Obtaining a release from an employee that waives the myriad of federal and state employment law claims is an art and not a science. It requires balancing contradictory government regulations, harmonizing competing employee relations goals, and cajoling, a more than likely, disgruntled employee.
When a business pays money to a departing employee, it wants the matter over. However, the patchwork of government regulations and varying court decisions interpreting them make it difficult to obtain that degree of certainty. Sometimes employees challenge the validity of a release and try to pursue their claims. In some cases, regulations even allow an employee to keep the money while suing the employer.

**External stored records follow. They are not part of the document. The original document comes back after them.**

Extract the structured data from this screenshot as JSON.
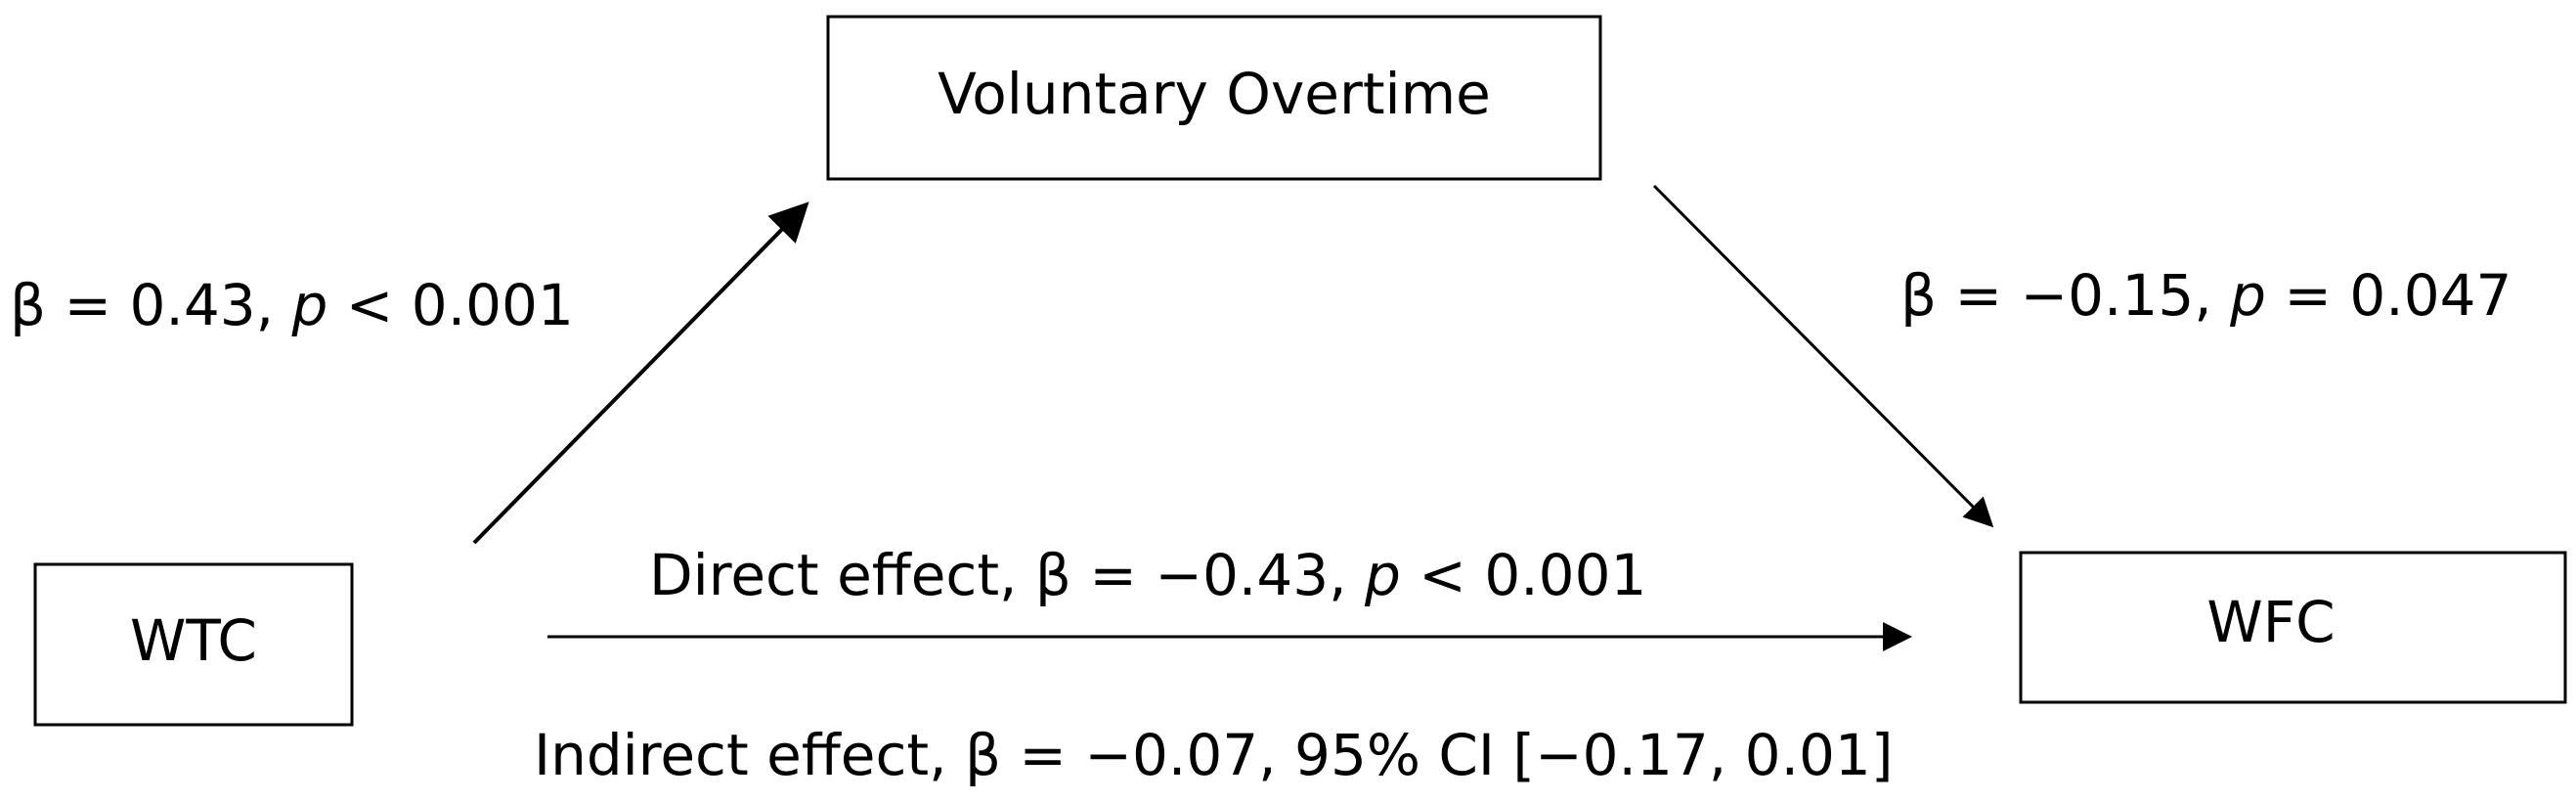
{
  "diagram": {
    "nodes": {
      "mediator": {
        "label": "Voluntary Overtime"
      },
      "predictor": {
        "label": "WTC"
      },
      "outcome": {
        "label": "WFC"
      }
    },
    "paths": {
      "a_path": {
        "beta_text": "β = 0.43, ",
        "p_symbol": "p",
        "p_text": " < 0.001"
      },
      "b_path": {
        "beta_text": "β = −0.15, ",
        "p_symbol": "p",
        "p_text": " = 0.047"
      },
      "direct": {
        "beta_text": "Direct effect, β = −0.43, ",
        "p_symbol": "p",
        "p_text": " < 0.001"
      },
      "indirect": {
        "text": "Indirect effect, β = −0.07, 95% CI [−0.17, 0.01]"
      }
    }
  }
}
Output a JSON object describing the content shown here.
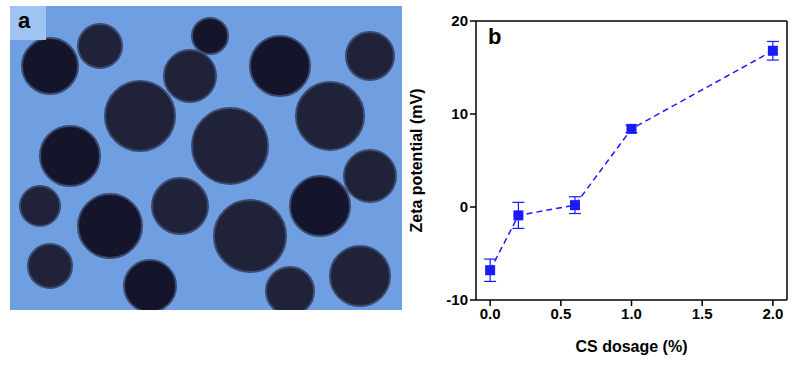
{
  "image": {
    "label": "a"
  },
  "chart_data": {
    "type": "line",
    "label": "b",
    "x_label": "CS dosage (%)",
    "y_label": "Zeta potential (mV)",
    "x": [
      0,
      0.2,
      0.6,
      1.0,
      2.0
    ],
    "values": [
      -6.8,
      -0.9,
      0.2,
      8.4,
      16.8
    ],
    "errors": [
      1.2,
      1.4,
      0.9,
      0.4,
      1.0
    ],
    "color": "#1a1aff",
    "marker": "square",
    "line_style": "dashed",
    "xlim": [
      -0.1,
      2.1
    ],
    "xticks": [
      {
        "value": 0,
        "label": "0.0"
      },
      {
        "value": 0.5,
        "label": "0.5"
      },
      {
        "value": 1,
        "label": "1.0"
      },
      {
        "value": 1.5,
        "label": "1.5"
      },
      {
        "value": 2,
        "label": "2.0"
      }
    ],
    "ylim": [
      -10,
      20
    ],
    "yticks": [
      -10,
      0,
      10,
      20
    ],
    "grid": false
  }
}
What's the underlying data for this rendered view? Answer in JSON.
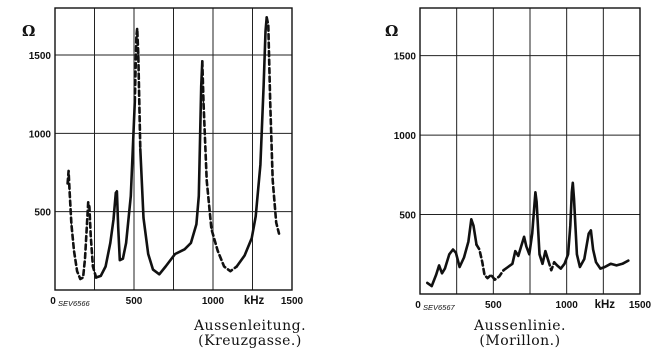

The legal standard for obtaining a valid release generally involves assessing whether the employee’s waiver of claims was "knowing and voluntary". In the case of claims under the Age Discrimination in Employment Act (ADEA), the U.S. Department of Labor used 9 pages of regulations to define when a waiver is knowing and voluntary. In other cases, Pennsylvania courts assess the knowing and voluntary release of discrimination claims based on the following factors:
- The clarity and specificity of the release language
- The employee’s educational and business experience
- The time given the employee to deliberate before signing the release
- Whether the employee knew or should have known what rights he or she was giving up
- Whether the employee was encouraged to seek or sought legal counsel
- Whether there was an opportunity to negotiate over the terms
- Whether the employee was given consideration exceeding the benefits he was already entitled to receive.
It is a real challenge to draft a "simple" release and cover all of the bases that government regulations require. Here is an area where forms can be very dangerous. As observed by Frank Steinberg of the New Jersey Employment Law Blog, getting it part wrong can result in the whole release being declared void.
To make matters more difficult, some types of claims may or may not be waived by an employee depending on the statute that created the rights. FLSA, unemployment and workers’ compensation claims may not be waived unless supervised by an agency or a court. As noted on Carl C. Bosland’s The FMLA Blog, FMLA claims in Pennsylvania may be waived and/or settle claims for past violations. However, other courts have ruled that FMLA claims cannot be waived unless supervised by a court or the DOL.
The employee relations goals revolve around perception. What is an employer communicating to a former employee when it offers him or her money not to sue the business over the employee’s termination? What is the perception created in the minds of other employees? How can the company keep the lid on the publicity? These and other HR issues are discussed by fellow blogger Charles A. Krugel in response to my comment.
Even if a release includes a confidentiality clause, the information always seems to find its way to the employee grapevine and creates an expectation for future departing employees. The remaining workforce can be left with the impression that termination was unjust or that the employer is an easy mark for payout. Sometimes the terminated employee is surprised by being offered severance in return for signing a release. Some of these employees get the impression that the employer has something to hide and that’s why the agreement is being offered. Their natural inclination may be to hold out for more. On the other hand, some employment claims must never see a courtroom for reasons of cost, publicity and precedent.
The cajoling is really a matter of effective and honest communication. Misrepresentations about the release can also be used to invalidate it. Employers should carefully plan how the release will be presented to the departing employee and explain the rationale for requesting it. Don’t have the financial part of the package be insulting. Remember that the non-economic terms may be just as important to an employee. Things like references, communication to the workforce, nondisparagement, and outplacement are worthy of inclusion in a separation agreement. Effective communication also reduces the likelihood that an employee will challenge the validity of a release.